As shown in Table 6, the correlation coefficients of IMF1 and IMF2 were greater than the empirical threshold. However, the proportion of the effective signal component in the IEMD was larger than that in the EMD, so the effectiveness of the IEMD was verified. The reconstructed signal obtained using the decomposed effective IMF is shown in Figure 22.

Figure 22. The waveform of prediction signal.

The predicted signal is shown in Figure 22. The waveform predicted by the IEMD-ELM algorithm was in good agreement with the waveform trend of the original signal. The predicted value of the EMD-ELM algorithm was consistent with the waveform of the original signal, but the amplitude was offset. The comparison diagram can verify that the IEMD method has more decomposition and a higher reduction degree than the EMD method, which provides a new idea for hierarchical signal analysis.

6. Conclusions

In this paper, a combined algorithm based on IEMD and ELM is proposed to analyze and predict a diesel engine surface vibration signal.
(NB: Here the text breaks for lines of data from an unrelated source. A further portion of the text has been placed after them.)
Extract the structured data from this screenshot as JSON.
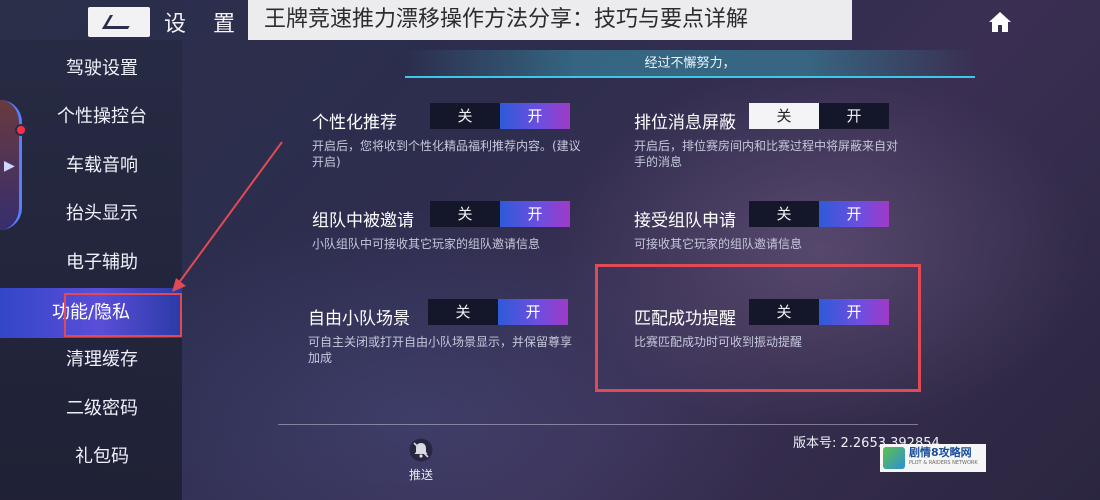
{
  "topbar": {
    "settings_title": "设 置",
    "article_title": "王牌竞速推力漂移操作方法分享：技巧与要点详解"
  },
  "sidebar": {
    "items": [
      {
        "label": "驾驶设置"
      },
      {
        "label": "个性操控台"
      },
      {
        "label": "车载音响"
      },
      {
        "label": "抬头显示"
      },
      {
        "label": "电子辅助"
      },
      {
        "label": "功能/隐私"
      },
      {
        "label": "清理缓存"
      },
      {
        "label": "二级密码"
      },
      {
        "label": "礼包码"
      }
    ],
    "active_index": 5
  },
  "promo_text": "经过不懈努力，",
  "toggle_labels": {
    "off": "关",
    "on": "开"
  },
  "settings": [
    {
      "label": "个性化推荐",
      "desc": "开启后，您将收到个性化精品福利推荐内容。(建议开启)",
      "state": "on"
    },
    {
      "label": "排位消息屏蔽",
      "desc": "开启后，排位赛房间内和比赛过程中将屏蔽来自对手的消息",
      "state": "off"
    },
    {
      "label": "组队中被邀请",
      "desc": "小队组队中可接收其它玩家的组队邀请信息",
      "state": "on"
    },
    {
      "label": "接受组队申请",
      "desc": "可接收其它玩家的组队邀请信息",
      "state": "on"
    },
    {
      "label": "自由小队场景",
      "desc": "可自主关闭或打开自由小队场景显示，并保留尊享加成",
      "state": "on"
    },
    {
      "label": "匹配成功提醒",
      "desc": "比赛匹配成功时可收到振动提醒",
      "state": "on"
    }
  ],
  "footer": {
    "push_label": "推送",
    "version": "版本号: 2.2653.392854"
  },
  "watermark": {
    "main": "剧情8攻略网",
    "sub": "PLOT & RAIDERS NETWORK"
  },
  "colors": {
    "accent_gradient_start": "#2f5ad8",
    "accent_gradient_end": "#a03ac8",
    "highlight": "#e14a55",
    "promo_line": "#3cc8e6"
  }
}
IEMD-ELM is used to decompose the surface vibration signal into a series of signal components, obtain the predicted value of corresponding signal components, and determine the characteristics of the surface vibration signal. Compared with EMD-ELM, IEMD-ELM predicts more accurately. In addition, in future work, our research will mainly focus on the following two points: (1) the adaptive decomposition part of the input surface vibration signal; and (2) fault study of input surface vibration signal.